Выйдя из самолета в Фениксе, я почувствовал в воздухе запах индейцев. Пахло терракотой. Правда, я не уверен, что именно так пахнет индейцами. Таково мое предположение. Феникс - обширный город в песках пустыни, усеянной осколками красного камня, поросшей узловатыми кактусами. Дома зарылись в песок, словно ушли в землю упавшие с неба метеориты правильной прямоугольной формы. Возле домов палисадники: камни и карликовая растительность - бездушная имитация японского вкуса. Мой фонтан прекрасно вписался бы в вестибюль филиала Нью-Йоркского банка в Фениксе. Говорю это со знанием дела: в моем фонтане есть нечто японское. Предположение, высказанное Поверенным, что здесь-то и следует искать оба ящика, мне представлялось верным. Однако управляющий отделением Банка быстро развеял все наши надежды, препроводив нас на склад. Здесь было четыре ящика прямоугольной формы - четыре небольших параллелепипеда, которые, если поставить их друг на друга, сложились бы в куб по размеру такой же, как один из ящиков с фонтаном. Только кому пришло в голову распилить на четыре равные части пьедестал, чтобы в конечном итоге получить четыре параллелепипеда? Разве что кто-то счел его чересчур тяжелым для перевозки. Единственно возможная, и все же слишком невероятная версия.

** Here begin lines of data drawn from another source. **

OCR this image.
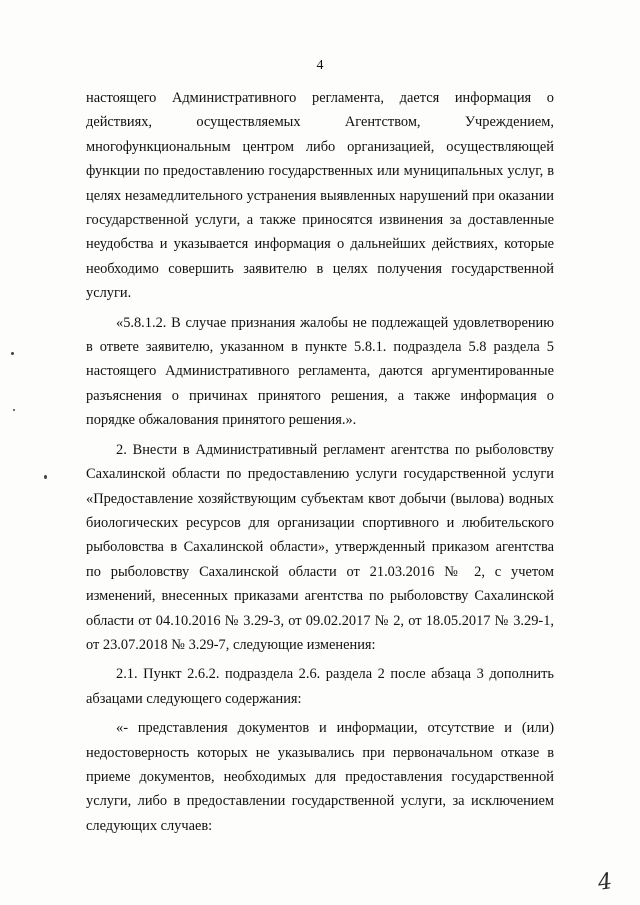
4

настоящего Административного регламента, дается информация о действиях, осуществляемых Агентством, Учреждением, многофункциональным центром либо организацией, осуществляющей функции по предоставлению государственных или муниципальных услуг, в целях незамедлительного устранения выявленных нарушений при оказании государственной услуги, а также приносятся извинения за доставленные неудобства и указывается информация о дальнейших действиях, которые необходимо совершить заявителю в целях получения государственной услуги.

«5.8.1.2. В случае признания жалобы не подлежащей удовлетворению в ответе заявителю, указанном в пункте 5.8.1. подраздела 5.8 раздела 5 настоящего Административного регламента, даются аргументированные разъяснения о причинах принятого решения, а также информация о порядке обжалования принятого решения.».

2. Внести в Административный регламент агентства по рыболовству Сахалинской области по предоставлению услуги государственной услуги «Предоставление хозяйствующим субъектам квот добычи (вылова) водных биологических ресурсов для организации спортивного и любительского рыболовства в Сахалинской области», утвержденный приказом агентства по рыболовству Сахалинской области от 21.03.2016 № 2, с учетом изменений, внесенных приказами агентства по рыболовству Сахалинской области от 04.10.2016 № 3.29-3, от 09.02.2017 № 2, от 18.05.2017 № 3.29-1, от 23.07.2018 № 3.29-7, следующие изменения:

2.1. Пункт 2.6.2. подраздела 2.6. раздела 2 после абзаца 3 дополнить абзацами следующего содержания:

«- представления документов и информации, отсутствие и (или) недостоверность которых не указывались при первоначальном отказе в приеме документов, необходимых для предоставления государственной услуги, либо в предоставлении государственной услуги, за исключением следующих случаев:

4
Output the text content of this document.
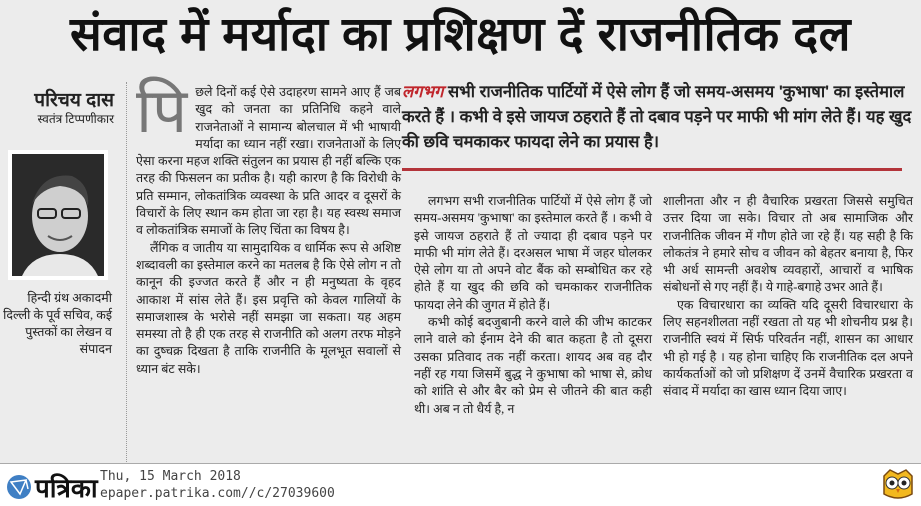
संवाद में मर्यादा का प्रशिक्षण दें राजनीतिक दल
परिचय दास
स्वतंत्र टिप्पणीकार
हिन्दी ग्रंथ अकादमी दिल्ली के पूर्व सचिव, कई पुस्तकों का लेखन व संपादन
पि छले दिनों कई ऐसे उदाहरण सामने आए हैं जब खुद को जनता का प्रतिनिधि कहने वाले राजनेताओं ने सामान्य बोलचाल में भी भाषायी मर्यादा का ध्यान नहीं रखा। राजनेताओं के लिए ऐसा करना महज शक्ति संतुलन का प्रयास ही नहीं बल्कि एक तरह की फिसलन का प्रतीक है। यही कारण है कि विरोधी के प्रति सम्मान, लोकतांत्रिक व्यवस्था के प्रति आदर व दूसरों के विचारों के लिए स्थान कम होता जा रहा है। यह स्वस्थ समाज व लोकतांत्रिक समाजों के लिए चिंता का विषय है।

लैंगिक व जातीय या सामुदायिक व धार्मिक रूप से अशिष्ट शब्दावली का इस्तेमाल करने का मतलब है कि ऐसे लोग न तो कानून की इज्जत करते हैं और न ही मनुष्यता के वृहद आकाश में सांस लेते हैं। इस प्रवृत्ति को केवल गालियों के समाजशास्त्र के भरोसे नहीं समझा जा सकता। यह अहम समस्या तो है ही एक तरह से राजनीति को अलग तरफ मोड़ने का दुष्चक्र दिखता है ताकि राजनीति के मूलभूत सवालों से ध्यान बंट सके।

लगभग सभी राजनीतिक पार्टियों में ऐसे लोग हैं जो समय-असमय 'कुभाषा' का इस्तेमाल करते हैं । कभी वे इसे जायज ठहराते हैं तो दबाव पड़ने पर माफी भी मांग लेते हैं। यह खुद की छवि चमकाकर फायदा लेने का प्रयास है।

लगभग सभी राजनीतिक पार्टियों में ऐसे लोग हैं जो समय-असमय 'कुभाषा' का इस्तेमाल करते हैं । कभी वे इसे जायज ठहराते हैं तो ज्यादा ही दबाव पड़ने पर माफी भी मांग लेते हैं। दरअसल भाषा में जहर घोलकर ऐसे लोग या तो अपने वोट बैंक को सम्बोधित कर रहे होते हैं या खुद की छवि को चमकाकर राजनीतिक फायदा लेने की जुगत में होते हैं।

कभी कोई बदजुबानी करने वाले की जीभ काटकर लाने वाले को ईनाम देने की बात कहता है तो दूसरा उसका प्रतिवाद तक नहीं करता। शायद अब वह दौर नहीं रह गया जिसमें बुद्ध ने कुभाषा को भाषा से, क्रोध को शांति से और बैर को प्रेम से जीतने की बात कही थी। अब न तो धैर्य है, न

शालीनता और न ही वैचारिक प्रखरता जिससे समुचित उत्तर दिया जा सके। विचार तो अब सामाजिक और राजनीतिक जीवन में गौण होते जा रहे हैं। यह सही है कि लोकतंत्र ने हमारे सोच व जीवन को बेहतर बनाया है, फिर भी अर्ध सामन्ती अवशेष व्यवहारों, आचारों व भाषिक संबोधनों से गए नहीं हैं। ये गाहे-बगाहे उभर आते हैं।

एक विचारधारा का व्यक्ति यदि दूसरी विचारधारा के लिए सहनशीलता नहीं रखता तो यह भी शोचनीय प्रश्न है। राजनीति स्वयं में सिर्फ परिवर्तन नहीं, शासन का आधार भी हो गई है । यह होना चाहिए कि राजनीतिक दल अपने कार्यकर्ताओं को जो प्रशिक्षण दें उनमें वैचारिक प्रखरता व संवाद में मर्यादा का खास ध्यान दिया जाए।

पत्रिका Thu, 15 March 2018
epaper.patrika.com//c/27039600
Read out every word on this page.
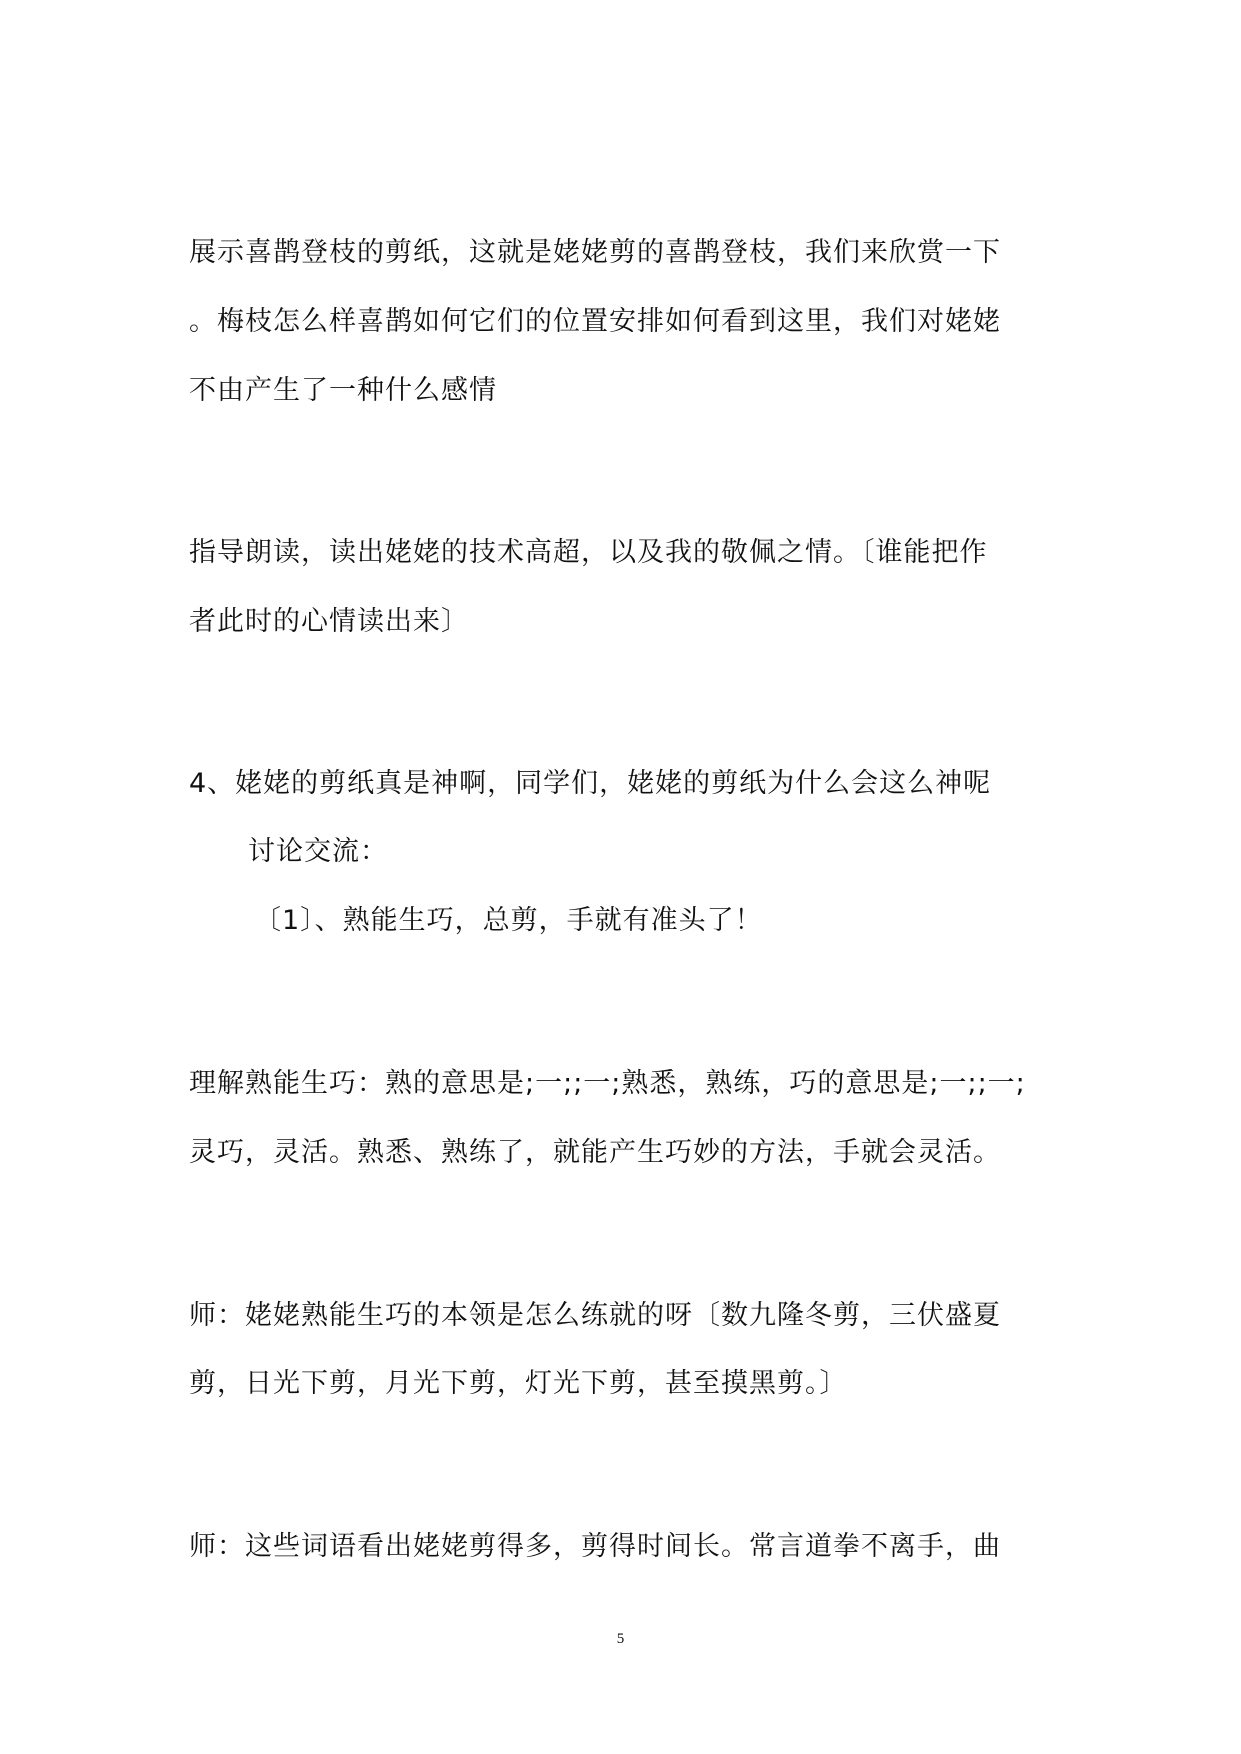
展示喜鹊登枝的剪纸，这就是姥姥剪的喜鹊登枝，我们来欣赏一下
。梅枝怎么样喜鹊如何它们的位置安排如何看到这里，我们对姥姥
不由产生了一种什么感情
指导朗读，读出姥姥的技术高超，以及我的敬佩之情。〔谁能把作
者此时的心情读出来〕
4、姥姥的剪纸真是神啊，同学们，姥姥的剪纸为什么会这么神呢
讨论交流：
〔1〕、熟能生巧，总剪，手就有准头了！
理解熟能生巧：熟的意思是;一;;一;熟悉，熟练，巧的意思是;一;;一;
灵巧，灵活。熟悉、熟练了，就能产生巧妙的方法，手就会灵活。
师：姥姥熟能生巧的本领是怎么练就的呀〔数九隆冬剪，三伏盛夏
剪，日光下剪，月光下剪，灯光下剪，甚至摸黑剪。〕
师：这些词语看出姥姥剪得多，剪得时间长。常言道拳不离手，曲
5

Причин падать духом не было: Аризона велика, и отделения Нью-Йоркского банка многочисленны. Кроме Аризоны есть еще Техас, Невада и так далее. Садимся в машину и объезжаем отдаленные поселения, останавливаемся перед каждым светофором, регулирующим движение в пустыне. Добираемся даже до выжженных солнцем городишек, где погода не меняется годами. Неизменная жара и голубое небо. Здесь ни разу не сверкнула молния, не пошел дождь, не проплыло облако, никогда не падал снег, не бил землю град. Местным жителям от такой неподвижности сделалось тошно, их постоянными занятиями стали обзаведение новой мебелью, разводы, обмен детьми, женами. В общем, бури в собственном доме.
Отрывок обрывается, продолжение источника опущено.